For all material, this is the fire process. The difference is what temperature is necessary to drive off combustible gases. Gases that are combustible at normal air temperature only need spark. These gases are hazardous to handle. Even liquid gasoline does not burn . However, it’s temperature to convert to burnable vapors is lower than temperatures found outdoors on a mild day. Then spark is all that is needed to begin the inferno. Other burnable materials have combustion temperatures in the range produced in ordinary fires. Other materials will not combust in these fires. Examples are most metals, ceramics, stone, and rock.

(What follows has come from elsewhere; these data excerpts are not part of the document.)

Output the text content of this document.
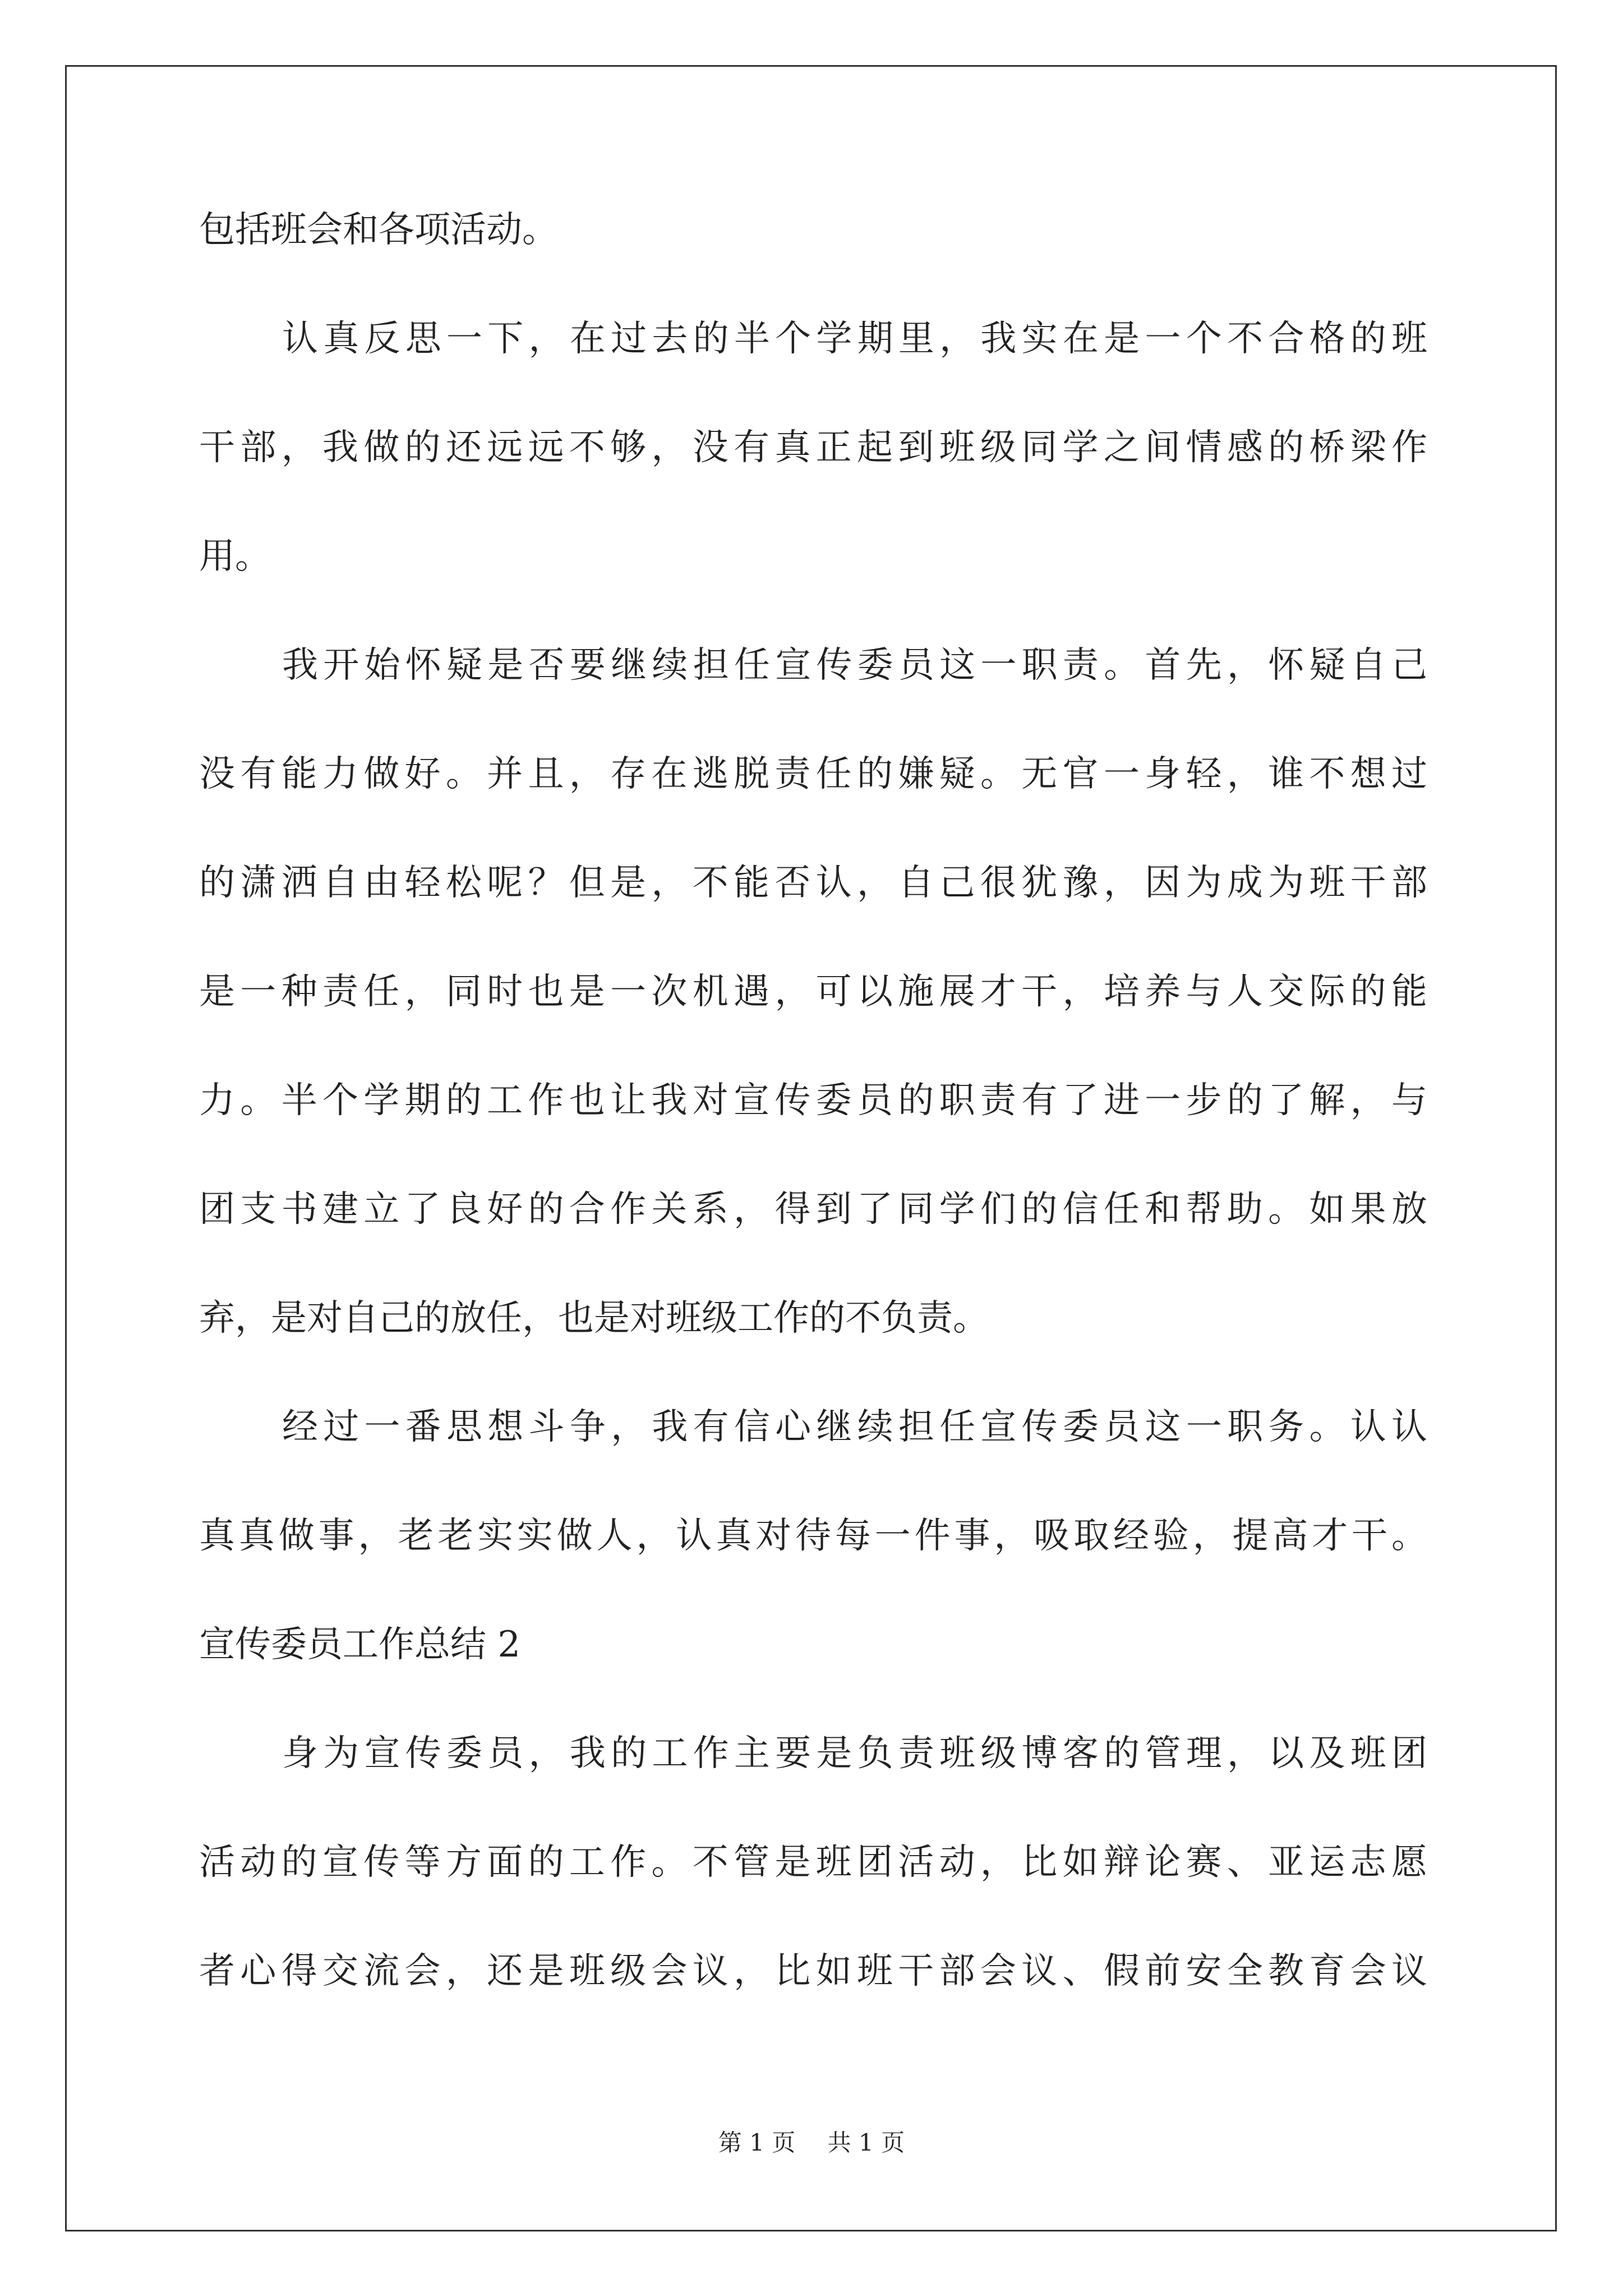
包括班会和各项活动。
认真反思一下，在过去的半个学期里，我实在是一个不合格的班
干部，我做的还远远不够，没有真正起到班级同学之间情感的桥梁作
用。
我开始怀疑是否要继续担任宣传委员这一职责。首先，怀疑自己
没有能力做好。并且，存在逃脱责任的嫌疑。无官一身轻，谁不想过
的潇洒自由轻松呢？但是，不能否认，自己很犹豫，因为成为班干部
是一种责任，同时也是一次机遇，可以施展才干，培养与人交际的能
力。半个学期的工作也让我对宣传委员的职责有了进一步的了解，与
团支书建立了良好的合作关系，得到了同学们的信任和帮助。如果放
弃，是对自己的放任，也是对班级工作的不负责。
经过一番思想斗争，我有信心继续担任宣传委员这一职务。认认
真真做事，老老实实做人，认真对待每一件事，吸取经验，提高才干。
宣传委员工作总结 2
身为宣传委员，我的工作主要是负责班级博客的管理，以及班团
活动的宣传等方面的工作。不管是班团活动，比如辩论赛、亚运志愿
者心得交流会，还是班级会议，比如班干部会议、假前安全教育会议
第 1 页 共 1 页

But even these things can burn in conditions well beyond the ordinary. Some have combustion temperatures quite high. Even metal can turn to vapors at temperatures high enough. These temperatures are not normal and only found in controlled environments like science labs, deep furnaces, or nuclear experiments. At times, certain other elements need to be present to catalyze burning. They conditions may also occur in the bowels off the earth where high temperatures and pressure produce fires that have powers of transmutation. The ashes from these fires are known as gems and sometimes called precious.